El hecho es que la retórica fácil y los fastos de la jornada no pueden ocultar que Europa
se encuentra en una verdadera encrucijada. El debate sobre las raíces cristianas, como
bien advirtió el profesor judío J.H.H. Weiler, no es en absoluto una cuestión formal sino
sustancial. Se trata de saber qué cultura, que orientación sobre el significado del hombre
y del mundo, puede ser la matriz que alimente y dé vida a un proyecto de unidad
europea que sea algo más que un puro sindicato de intereses. Uno de los firmantes del
manifiesto Carta 77, el sociólogo checo Vaclav Belohradsky, escribió en 1980 que
"tradición europea significa no poder reducir la conciencia a un aparato anónimo como
la Ley o el Estado". El laico Belohradsky reconocía esta firmeza de la conciencia como
"una herencia de la tradición griega, cristiana y burguesa", y advertía que hoy está
amenazada. Anticipándose al drama silencioso del que casi nadie quiere hablar, este
hombre conocedor del totalitarismo nos advertía a los presuntuosos occidentales que "es
muy fácil llegar a imaginar instituciones organizadas tan perfectamente que impongan
como legítima cualquiera de sus acciones, basta con disponer de una organización
eficiente para legitimar cualquier cosa". ¿No es eso lo que sucede en estos momentos en
Europa, en campos como la bioética o la libertad religiosa?
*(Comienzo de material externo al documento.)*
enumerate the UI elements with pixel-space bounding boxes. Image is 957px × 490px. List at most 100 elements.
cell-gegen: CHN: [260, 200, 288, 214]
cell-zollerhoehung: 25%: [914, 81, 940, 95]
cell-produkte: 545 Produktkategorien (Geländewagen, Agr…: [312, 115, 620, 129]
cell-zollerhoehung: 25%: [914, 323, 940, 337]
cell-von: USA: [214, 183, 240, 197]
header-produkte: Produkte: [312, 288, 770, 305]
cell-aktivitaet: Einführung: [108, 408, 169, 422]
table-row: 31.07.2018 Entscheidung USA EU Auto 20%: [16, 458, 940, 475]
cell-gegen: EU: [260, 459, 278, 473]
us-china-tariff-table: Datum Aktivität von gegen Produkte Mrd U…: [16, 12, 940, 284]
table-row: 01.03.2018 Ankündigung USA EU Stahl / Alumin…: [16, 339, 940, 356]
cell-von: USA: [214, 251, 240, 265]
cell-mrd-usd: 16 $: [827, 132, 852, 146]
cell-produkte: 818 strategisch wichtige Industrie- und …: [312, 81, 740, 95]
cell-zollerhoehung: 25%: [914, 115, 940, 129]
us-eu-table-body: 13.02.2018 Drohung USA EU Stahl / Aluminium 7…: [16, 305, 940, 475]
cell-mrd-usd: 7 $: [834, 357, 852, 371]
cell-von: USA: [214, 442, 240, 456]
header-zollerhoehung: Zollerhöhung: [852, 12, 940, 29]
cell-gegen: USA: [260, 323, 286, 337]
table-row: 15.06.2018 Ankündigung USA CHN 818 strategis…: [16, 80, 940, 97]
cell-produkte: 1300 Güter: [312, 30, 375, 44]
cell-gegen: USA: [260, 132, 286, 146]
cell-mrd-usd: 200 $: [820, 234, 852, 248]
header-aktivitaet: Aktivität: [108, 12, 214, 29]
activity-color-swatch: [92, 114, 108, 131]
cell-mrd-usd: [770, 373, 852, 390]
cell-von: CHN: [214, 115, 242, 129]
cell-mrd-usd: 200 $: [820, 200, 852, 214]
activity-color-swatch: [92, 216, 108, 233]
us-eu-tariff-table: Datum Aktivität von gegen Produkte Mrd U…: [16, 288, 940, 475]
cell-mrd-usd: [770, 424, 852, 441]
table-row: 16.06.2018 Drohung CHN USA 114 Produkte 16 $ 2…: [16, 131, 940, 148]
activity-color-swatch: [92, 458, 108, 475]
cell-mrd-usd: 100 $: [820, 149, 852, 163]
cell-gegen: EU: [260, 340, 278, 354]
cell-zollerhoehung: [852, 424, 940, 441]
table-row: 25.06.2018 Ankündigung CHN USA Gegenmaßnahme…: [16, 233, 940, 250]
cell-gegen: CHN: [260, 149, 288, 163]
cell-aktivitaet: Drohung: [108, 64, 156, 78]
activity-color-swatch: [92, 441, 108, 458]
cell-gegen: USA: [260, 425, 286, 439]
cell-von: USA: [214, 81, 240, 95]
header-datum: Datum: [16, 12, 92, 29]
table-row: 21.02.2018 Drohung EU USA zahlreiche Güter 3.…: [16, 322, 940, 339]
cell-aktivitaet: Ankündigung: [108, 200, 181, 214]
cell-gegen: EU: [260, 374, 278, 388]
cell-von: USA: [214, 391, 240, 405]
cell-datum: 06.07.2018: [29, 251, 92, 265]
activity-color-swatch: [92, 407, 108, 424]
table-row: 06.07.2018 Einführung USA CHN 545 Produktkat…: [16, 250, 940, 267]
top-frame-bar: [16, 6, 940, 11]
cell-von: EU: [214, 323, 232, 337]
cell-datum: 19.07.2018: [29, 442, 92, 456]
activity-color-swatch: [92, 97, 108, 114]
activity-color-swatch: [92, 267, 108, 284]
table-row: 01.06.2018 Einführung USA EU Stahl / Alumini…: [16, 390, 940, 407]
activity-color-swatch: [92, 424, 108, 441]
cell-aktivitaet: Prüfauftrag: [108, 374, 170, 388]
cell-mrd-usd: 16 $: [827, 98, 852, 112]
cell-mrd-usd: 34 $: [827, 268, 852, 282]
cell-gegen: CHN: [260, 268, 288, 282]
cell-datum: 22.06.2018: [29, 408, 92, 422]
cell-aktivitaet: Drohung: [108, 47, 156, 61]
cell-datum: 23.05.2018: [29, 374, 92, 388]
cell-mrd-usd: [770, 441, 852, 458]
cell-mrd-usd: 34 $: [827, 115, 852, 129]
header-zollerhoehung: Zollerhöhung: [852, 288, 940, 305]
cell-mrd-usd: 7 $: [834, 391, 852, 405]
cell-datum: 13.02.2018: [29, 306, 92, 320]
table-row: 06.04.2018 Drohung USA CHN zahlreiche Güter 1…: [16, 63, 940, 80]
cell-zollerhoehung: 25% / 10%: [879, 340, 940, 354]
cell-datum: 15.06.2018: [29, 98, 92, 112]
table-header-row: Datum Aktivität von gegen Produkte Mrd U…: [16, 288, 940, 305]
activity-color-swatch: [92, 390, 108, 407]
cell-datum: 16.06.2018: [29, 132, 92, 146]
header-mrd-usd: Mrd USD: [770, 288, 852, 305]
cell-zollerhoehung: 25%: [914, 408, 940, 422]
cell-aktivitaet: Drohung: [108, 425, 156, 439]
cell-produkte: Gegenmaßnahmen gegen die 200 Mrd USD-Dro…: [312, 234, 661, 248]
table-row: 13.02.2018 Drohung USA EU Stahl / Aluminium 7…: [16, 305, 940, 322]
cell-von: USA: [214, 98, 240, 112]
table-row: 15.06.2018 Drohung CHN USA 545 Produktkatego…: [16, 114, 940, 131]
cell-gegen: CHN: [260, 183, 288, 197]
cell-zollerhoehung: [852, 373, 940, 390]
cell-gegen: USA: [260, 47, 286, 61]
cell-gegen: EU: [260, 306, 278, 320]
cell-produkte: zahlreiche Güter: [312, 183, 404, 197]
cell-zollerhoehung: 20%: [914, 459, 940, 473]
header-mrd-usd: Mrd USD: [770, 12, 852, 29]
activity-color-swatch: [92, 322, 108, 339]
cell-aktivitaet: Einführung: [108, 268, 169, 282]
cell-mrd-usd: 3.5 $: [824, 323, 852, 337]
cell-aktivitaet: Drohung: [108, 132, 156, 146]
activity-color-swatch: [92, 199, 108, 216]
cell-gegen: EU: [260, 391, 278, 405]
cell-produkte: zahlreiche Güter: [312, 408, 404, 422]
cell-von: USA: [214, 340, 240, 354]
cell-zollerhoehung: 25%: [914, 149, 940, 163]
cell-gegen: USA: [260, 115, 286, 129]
En vísperas de la firma del Tratado Constitucional Europeo, el Cardenal Ratzinger ha


participado en un coloquio abierto con uno de los exponentes de la cultura laica italiana,
el filósofo Ernesto Galli della Loggia (un evento, por cierto, dificilmente imaginable por
estos pagos). Frente a quienes acusan a la posición católica de reaccionaria, estrecha e
incapaz de situarse con inteligencia frente a los nuevos problemas, Ratzinger ha lanzado
una especie de "órdago a la grande", reconociendo que Europa es el continente de las
luces y de la fuerza de la razón, y que ese es un don que hay que defender: que la
Iglesia, interpretamos nosotros, está comprometida a defender. Pero también los laicos,
ha dicho el Cardenal, deberían saber aceptar la espina dorsal de su propia carne. Y es
que el laicismo abandonado a su propia inercia, deriva en un relativismo absoluto, que
como denunciaba Ratzinger destruye la propia razón y el actuar humano. Este es el
punto central del drama europeo: una razón que se ha desvinculado de su origen, y así,
se ha vuelto incapaz de decir una palabra significativa sobre qué es el hombre y cuál es
el sentido de su vivir en el mundo.
El denominado “caso Buttiglione” ilustra bien este momento de la actualidad europea.
Por una parte, la vacuidad del debate cultural y moral que conduce la leadership de la
política y de los centros intelectuales y mediáticos, un debate incapaz de atravesar la
corteza de lo políticamente correcto y siempre dispuesto al escándalo, como si se tratara
de una doncella. Por otra, la intolerancia brutal frente a quien disiente, que implica la
destrucción de su imagen y su posterior exclusión del ámbito público. Por primera vez,
un responsable político europeo ha sido reprobado no por su incapacidad de gestión o
sus errores políticos, sino por sus convicciones morales. La Europa que se presenta
como templo de la libertad de pensamiento y que dice asegurar un espacio público para
todos, expulsa de la escena a un político por sostener la concepción cristiana de la
sexualidad. Y es que hemos llegado a la paradoja grotesca de que una parte significativa
de esta Europa que ha nacido de siglos de educación cristiana, considere apestados a los
que se mantienen fieles a ese origen.

Como ha apuntado el Cardenal Ratzinger, la Europa de la razón y de los derechos del


hombre no sobrevivirá al relativismo absoluto. Sólo el reconocimiento de esa espina
dorsal de la cultura europea, que algunos tratan de expulsar a toda costa, puede ofrecer
una base sólida para la aventura iniciada en 1957. Curiosamente el cardenal alemán
enlaza de manera imprevista con el diagnóstico del laico Belohradsky. Y es que la
batalla por la libertad y la dignidad de toda persona debiera fundir en un abrazo a todas
las fuerzas sanas de esta Europa que oscila entre la siesta y el festejo, mientras se borran
las trazas de su genuina originalidad.